Estill is no fan of what he calls the "renewables establishment," which tends to include the National Biodiesel Board. He documents his interactions with the NBB and other representatives of the establishment and while he does respect some of the work they do, he is saddened that they don't share his vision of a distributed biodiesel industry. "Every little town on this continent should have a million-gallon plant and every little town should strive to meet its own fueling needs," he writes. "If we are ever going to be free of a top-down, government supported energy infrastructure that externalizes its true costs and operates in a monopolistic fashion, we need thousands of Piedmont Biofuels Industrials dotting the landscape of our economy." It should be noted that Estill uses BBI International, publisher of Biodiesel Magazine, as a specific example of the renewables establishment.

In the end, Estill doesn't want biodiesel to be a product or an industry.
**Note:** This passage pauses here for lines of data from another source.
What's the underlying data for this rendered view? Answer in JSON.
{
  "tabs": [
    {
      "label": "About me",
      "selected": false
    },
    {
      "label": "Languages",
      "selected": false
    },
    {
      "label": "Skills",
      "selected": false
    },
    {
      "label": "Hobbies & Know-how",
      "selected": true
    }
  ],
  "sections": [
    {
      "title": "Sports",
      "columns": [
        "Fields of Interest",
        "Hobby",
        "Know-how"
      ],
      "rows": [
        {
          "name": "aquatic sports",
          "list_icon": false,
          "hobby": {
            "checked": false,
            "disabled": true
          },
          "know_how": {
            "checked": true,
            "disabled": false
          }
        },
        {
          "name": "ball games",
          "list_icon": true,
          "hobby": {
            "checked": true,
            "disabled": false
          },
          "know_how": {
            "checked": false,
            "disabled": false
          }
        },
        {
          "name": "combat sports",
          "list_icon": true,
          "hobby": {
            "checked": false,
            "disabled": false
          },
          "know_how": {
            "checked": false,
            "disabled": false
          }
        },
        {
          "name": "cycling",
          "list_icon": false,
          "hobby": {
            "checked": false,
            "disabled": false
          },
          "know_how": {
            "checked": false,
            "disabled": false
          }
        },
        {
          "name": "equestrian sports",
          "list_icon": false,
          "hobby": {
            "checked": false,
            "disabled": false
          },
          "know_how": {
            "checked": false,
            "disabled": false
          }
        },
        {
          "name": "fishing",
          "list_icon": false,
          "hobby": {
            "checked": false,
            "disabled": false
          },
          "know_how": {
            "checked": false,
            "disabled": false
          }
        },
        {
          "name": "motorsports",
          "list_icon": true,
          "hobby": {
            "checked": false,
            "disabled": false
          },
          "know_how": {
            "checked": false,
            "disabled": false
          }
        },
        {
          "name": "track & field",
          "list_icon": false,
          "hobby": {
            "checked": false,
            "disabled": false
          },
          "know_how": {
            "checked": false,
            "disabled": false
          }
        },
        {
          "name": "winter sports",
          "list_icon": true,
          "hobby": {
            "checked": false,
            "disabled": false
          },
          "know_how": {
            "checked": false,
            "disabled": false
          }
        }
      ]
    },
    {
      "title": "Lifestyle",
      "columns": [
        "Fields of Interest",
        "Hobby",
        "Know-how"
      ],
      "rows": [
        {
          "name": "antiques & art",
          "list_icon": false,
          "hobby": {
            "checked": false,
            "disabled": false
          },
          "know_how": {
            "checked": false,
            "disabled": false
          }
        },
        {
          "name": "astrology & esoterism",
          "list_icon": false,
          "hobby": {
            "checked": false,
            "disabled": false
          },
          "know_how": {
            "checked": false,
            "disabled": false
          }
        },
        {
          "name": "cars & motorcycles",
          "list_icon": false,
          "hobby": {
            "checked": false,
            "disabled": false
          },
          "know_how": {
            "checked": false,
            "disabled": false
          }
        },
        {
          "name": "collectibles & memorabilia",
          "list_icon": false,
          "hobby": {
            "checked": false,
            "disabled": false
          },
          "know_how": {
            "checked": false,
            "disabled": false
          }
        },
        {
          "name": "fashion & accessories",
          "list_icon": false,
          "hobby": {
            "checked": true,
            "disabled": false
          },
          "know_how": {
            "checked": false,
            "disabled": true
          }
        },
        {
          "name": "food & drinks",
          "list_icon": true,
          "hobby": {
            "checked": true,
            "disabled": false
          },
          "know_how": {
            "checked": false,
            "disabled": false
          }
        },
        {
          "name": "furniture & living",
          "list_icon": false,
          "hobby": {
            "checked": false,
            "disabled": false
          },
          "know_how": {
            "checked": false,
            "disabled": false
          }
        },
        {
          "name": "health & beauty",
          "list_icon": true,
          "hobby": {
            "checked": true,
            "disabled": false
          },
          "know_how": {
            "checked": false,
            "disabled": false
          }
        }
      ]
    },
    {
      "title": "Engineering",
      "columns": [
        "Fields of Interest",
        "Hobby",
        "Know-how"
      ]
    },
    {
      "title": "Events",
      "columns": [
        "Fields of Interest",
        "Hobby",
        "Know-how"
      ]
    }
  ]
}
He sees it as a movement, something with the power to change the way people live. Despite his mixed feelings about the renewables establishment, he would like to see the NBB and backyard home-brewers working towards the same ends. "I'd like to think that everyone in biodiesel is working hard at petroleum replacement, and that's a good thing for our communities. It's good for our air quality. It's good for our farmers. It's good for our economy and it should be very good for world peace."
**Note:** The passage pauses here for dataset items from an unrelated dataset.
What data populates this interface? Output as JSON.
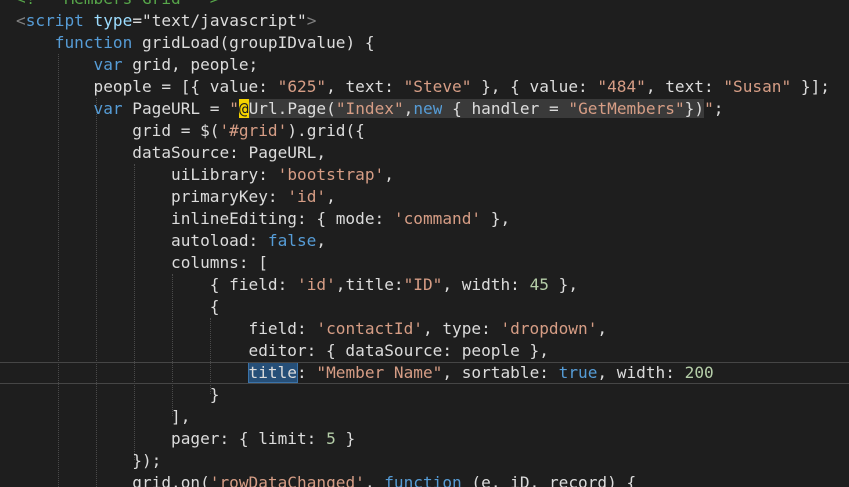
{
  "editor": {
    "lines": [
      [
        {
          "t": "<!-- Members Grid -->",
          "c": "t-com"
        }
      ],
      [
        {
          "t": "<",
          "c": "t-tag"
        },
        {
          "t": "script",
          "c": "t-tagname"
        },
        {
          "t": " ",
          "c": "t-plain"
        },
        {
          "t": "type",
          "c": "t-attr"
        },
        {
          "t": "=",
          "c": "t-plain"
        },
        {
          "t": "\"text/javascript\"",
          "c": "t-plain"
        },
        {
          "t": ">",
          "c": "t-tag"
        }
      ],
      [
        {
          "t": "    ",
          "c": "t-plain"
        },
        {
          "t": "function",
          "c": "t-kw"
        },
        {
          "t": " gridLoad(groupIDvalue) {",
          "c": "t-plain"
        }
      ],
      [
        {
          "t": "        ",
          "c": "t-plain"
        },
        {
          "t": "var",
          "c": "t-kw"
        },
        {
          "t": " grid, people;",
          "c": "t-plain"
        }
      ],
      [
        {
          "t": "        people = [{ value: ",
          "c": "t-plain"
        },
        {
          "t": "\"625\"",
          "c": "t-str"
        },
        {
          "t": ", text: ",
          "c": "t-plain"
        },
        {
          "t": "\"Steve\"",
          "c": "t-str"
        },
        {
          "t": " }, { value: ",
          "c": "t-plain"
        },
        {
          "t": "\"484\"",
          "c": "t-str"
        },
        {
          "t": ", text: ",
          "c": "t-plain"
        },
        {
          "t": "\"Susan\"",
          "c": "t-str"
        },
        {
          "t": " }];",
          "c": "t-plain"
        }
      ],
      [
        {
          "t": "        ",
          "c": "t-plain"
        },
        {
          "t": "var",
          "c": "t-kw"
        },
        {
          "t": " PageURL = ",
          "c": "t-plain"
        },
        {
          "t": "\"",
          "c": "t-str"
        },
        {
          "t": "@",
          "c": "t-razor"
        },
        {
          "t": "Url.Page(",
          "c": "t-plain razor-block"
        },
        {
          "t": "\"Index\"",
          "c": "t-str razor-block"
        },
        {
          "t": ",",
          "c": "t-plain razor-block"
        },
        {
          "t": "new",
          "c": "t-kw razor-block"
        },
        {
          "t": " { handler = ",
          "c": "t-plain razor-block"
        },
        {
          "t": "\"GetMembers\"",
          "c": "t-str razor-block"
        },
        {
          "t": "})",
          "c": "t-plain razor-block"
        },
        {
          "t": "\"",
          "c": "t-str"
        },
        {
          "t": ";",
          "c": "t-plain"
        }
      ],
      [
        {
          "t": "            grid = $(",
          "c": "t-plain"
        },
        {
          "t": "'#grid'",
          "c": "t-str"
        },
        {
          "t": ").grid({",
          "c": "t-plain"
        }
      ],
      [
        {
          "t": "            dataSource: PageURL,",
          "c": "t-plain"
        }
      ],
      [
        {
          "t": "                uiLibrary: ",
          "c": "t-plain"
        },
        {
          "t": "'bootstrap'",
          "c": "t-str"
        },
        {
          "t": ",",
          "c": "t-plain"
        }
      ],
      [
        {
          "t": "                primaryKey: ",
          "c": "t-plain"
        },
        {
          "t": "'id'",
          "c": "t-str"
        },
        {
          "t": ",",
          "c": "t-plain"
        }
      ],
      [
        {
          "t": "                inlineEditing: { mode: ",
          "c": "t-plain"
        },
        {
          "t": "'command'",
          "c": "t-str"
        },
        {
          "t": " },",
          "c": "t-plain"
        }
      ],
      [
        {
          "t": "                autoload: ",
          "c": "t-plain"
        },
        {
          "t": "false",
          "c": "t-kw"
        },
        {
          "t": ",",
          "c": "t-plain"
        }
      ],
      [
        {
          "t": "                columns: [",
          "c": "t-plain"
        }
      ],
      [
        {
          "t": "                    { field: ",
          "c": "t-plain"
        },
        {
          "t": "'id'",
          "c": "t-str"
        },
        {
          "t": ",title:",
          "c": "t-plain"
        },
        {
          "t": "\"ID\"",
          "c": "t-str"
        },
        {
          "t": ", width: ",
          "c": "t-plain"
        },
        {
          "t": "45",
          "c": "t-num"
        },
        {
          "t": " },",
          "c": "t-plain"
        }
      ],
      [
        {
          "t": "                    {",
          "c": "t-plain"
        }
      ],
      [
        {
          "t": "                        field: ",
          "c": "t-plain"
        },
        {
          "t": "'contactId'",
          "c": "t-str"
        },
        {
          "t": ", type: ",
          "c": "t-plain"
        },
        {
          "t": "'dropdown'",
          "c": "t-str"
        },
        {
          "t": ",",
          "c": "t-plain"
        }
      ],
      [
        {
          "t": "                        editor: { dataSource: people },",
          "c": "t-plain"
        }
      ],
      [
        {
          "t": "                        ",
          "c": "t-plain"
        },
        {
          "t": "title",
          "c": "t-plain sel"
        },
        {
          "t": ": ",
          "c": "t-plain"
        },
        {
          "t": "\"Member Name\"",
          "c": "t-str"
        },
        {
          "t": ", sortable: ",
          "c": "t-plain"
        },
        {
          "t": "true",
          "c": "t-kw"
        },
        {
          "t": ", width: ",
          "c": "t-plain"
        },
        {
          "t": "200",
          "c": "t-num"
        }
      ],
      [
        {
          "t": "                    }",
          "c": "t-plain"
        }
      ],
      [
        {
          "t": "                ],",
          "c": "t-plain"
        }
      ],
      [
        {
          "t": "                pager: { limit: ",
          "c": "t-plain"
        },
        {
          "t": "5",
          "c": "t-num"
        },
        {
          "t": " }",
          "c": "t-plain"
        }
      ],
      [
        {
          "t": "            });",
          "c": "t-plain"
        }
      ],
      [
        {
          "t": "            grid.on(",
          "c": "t-plain"
        },
        {
          "t": "'rowDataChanged'",
          "c": "t-str"
        },
        {
          "t": ", ",
          "c": "t-plain"
        },
        {
          "t": "function",
          "c": "t-kw"
        },
        {
          "t": " (e, iD, record) {",
          "c": "t-plain"
        }
      ]
    ]
  }
}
"Biodiesel: Growing a New Energy Economy"
Greg Pahl's book covers much the same ground as the other books listed here. He writes about the history of the diesel engine, the biodiesel production process and the pros and cons of various feedstocks. What sets his books apart from the rest is his survey of the state of the art of biodiesel, at least how it stood in 2005. The middle of the book features a country-by-country survey of biodiesel production in Europe-which Pahl considers the global leader in biodiesel. That is followed by a summary of the state of biodiesel in the United States with profiles of most of the large companies in the industry at that time.

Unfortunately, in a fast-changing industry, books such as this do not age well. While some issues that were hot topics in 2005 are still controversial, others have faded while new issues have arisen. For one thing, biodiesel production tripled in 2006, radically redefining what is considered a major player in the industry. Biodiesel is still a valuable book, but one that will soon cry out for a new, updated edition.
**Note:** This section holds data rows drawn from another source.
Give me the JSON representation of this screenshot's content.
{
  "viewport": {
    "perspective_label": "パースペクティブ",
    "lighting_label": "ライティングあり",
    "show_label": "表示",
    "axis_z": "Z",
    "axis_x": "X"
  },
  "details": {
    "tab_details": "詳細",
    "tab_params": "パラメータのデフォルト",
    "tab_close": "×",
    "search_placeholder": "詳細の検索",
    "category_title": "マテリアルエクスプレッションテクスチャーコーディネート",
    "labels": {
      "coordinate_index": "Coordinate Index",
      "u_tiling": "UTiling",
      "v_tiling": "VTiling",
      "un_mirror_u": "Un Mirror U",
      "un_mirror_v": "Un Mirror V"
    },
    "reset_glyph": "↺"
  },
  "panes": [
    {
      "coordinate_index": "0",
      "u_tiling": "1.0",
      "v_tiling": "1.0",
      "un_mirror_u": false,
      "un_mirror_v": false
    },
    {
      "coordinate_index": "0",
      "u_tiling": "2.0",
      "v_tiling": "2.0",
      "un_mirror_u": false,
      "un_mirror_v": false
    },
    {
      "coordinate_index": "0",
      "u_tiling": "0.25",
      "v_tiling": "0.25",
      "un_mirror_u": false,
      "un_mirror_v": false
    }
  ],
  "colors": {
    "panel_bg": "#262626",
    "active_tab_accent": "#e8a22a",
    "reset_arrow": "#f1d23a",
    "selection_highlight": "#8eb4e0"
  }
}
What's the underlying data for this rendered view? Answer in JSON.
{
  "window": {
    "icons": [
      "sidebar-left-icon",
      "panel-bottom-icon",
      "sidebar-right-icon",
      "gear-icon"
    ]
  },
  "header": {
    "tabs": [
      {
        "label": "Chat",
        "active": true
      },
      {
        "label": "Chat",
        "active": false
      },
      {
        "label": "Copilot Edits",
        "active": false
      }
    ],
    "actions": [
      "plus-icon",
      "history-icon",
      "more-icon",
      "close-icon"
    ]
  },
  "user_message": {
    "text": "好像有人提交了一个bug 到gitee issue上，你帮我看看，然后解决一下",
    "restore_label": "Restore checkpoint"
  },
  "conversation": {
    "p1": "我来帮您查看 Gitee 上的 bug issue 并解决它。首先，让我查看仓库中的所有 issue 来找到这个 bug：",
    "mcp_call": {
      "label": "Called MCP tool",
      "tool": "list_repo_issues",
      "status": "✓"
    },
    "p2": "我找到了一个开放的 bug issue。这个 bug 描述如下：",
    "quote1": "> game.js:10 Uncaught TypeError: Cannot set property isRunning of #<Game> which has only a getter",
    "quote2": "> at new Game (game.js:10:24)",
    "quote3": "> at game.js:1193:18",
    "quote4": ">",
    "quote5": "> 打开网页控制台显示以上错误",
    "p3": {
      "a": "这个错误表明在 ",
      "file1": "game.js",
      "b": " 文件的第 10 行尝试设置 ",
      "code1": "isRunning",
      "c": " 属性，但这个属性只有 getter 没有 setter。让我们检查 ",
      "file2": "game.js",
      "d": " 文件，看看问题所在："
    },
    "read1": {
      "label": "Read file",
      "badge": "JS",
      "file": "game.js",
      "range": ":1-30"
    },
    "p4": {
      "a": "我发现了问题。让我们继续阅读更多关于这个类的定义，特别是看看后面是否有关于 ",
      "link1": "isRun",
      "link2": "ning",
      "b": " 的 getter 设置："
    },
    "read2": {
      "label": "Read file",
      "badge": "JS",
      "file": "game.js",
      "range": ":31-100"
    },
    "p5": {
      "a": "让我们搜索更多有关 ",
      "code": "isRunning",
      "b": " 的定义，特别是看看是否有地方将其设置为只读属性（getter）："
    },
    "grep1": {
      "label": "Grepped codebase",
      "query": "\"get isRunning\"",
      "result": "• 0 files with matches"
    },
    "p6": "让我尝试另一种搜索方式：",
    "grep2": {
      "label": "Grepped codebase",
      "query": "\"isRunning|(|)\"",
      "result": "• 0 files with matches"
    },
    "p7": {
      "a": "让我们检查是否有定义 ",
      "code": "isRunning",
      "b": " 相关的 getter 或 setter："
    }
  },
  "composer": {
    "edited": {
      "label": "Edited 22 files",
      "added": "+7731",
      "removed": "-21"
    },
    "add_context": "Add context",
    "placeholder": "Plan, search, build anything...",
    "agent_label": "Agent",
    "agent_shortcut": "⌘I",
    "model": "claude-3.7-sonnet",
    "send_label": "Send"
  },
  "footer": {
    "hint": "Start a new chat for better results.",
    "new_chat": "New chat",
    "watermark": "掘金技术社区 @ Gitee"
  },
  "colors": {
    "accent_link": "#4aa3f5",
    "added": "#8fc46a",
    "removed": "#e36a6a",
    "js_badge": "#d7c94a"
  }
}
"2007 Cyber Guide to Biodiesel"
This sounded like a good idea. Collect the tens of thousands of documents and Web pages concerning biodiesel published by the federal government and put them in PDF format on a single CD-ROM for easy access. However, the execution of this idea leaves a lot to be desired.

One problem is just the vast quantity of data presented. The disc includes everything from scientific reports to handouts intended for school children. To find anything useful on the CD-ROM would take an excellent, intelligent search engine. However, the publishers chose to use Adobe Reader's built in indexing software, which was sluggish and not very useful.

Then there is the matter of content. There doesn't seem to have been much thought put in to organizing the content in any useful way. Every Web page that mentions biodiesel-more than 16,000 pages worth-are crammed into a single document. A search on several industry-related terms, such as methanol recovery, did not convince me that even if someone were patient enough to wait for the searches to be completed they would be rewarded with documents that would be useful to a biodiesel producer.

The "Cyber Guide to Biodiesel" might be useful to a high school student doing a report on biodiesel, but only if he or she didn't have an Internet connection. For everyone else, Google or another Internet search engine will likely give more relevant results faster.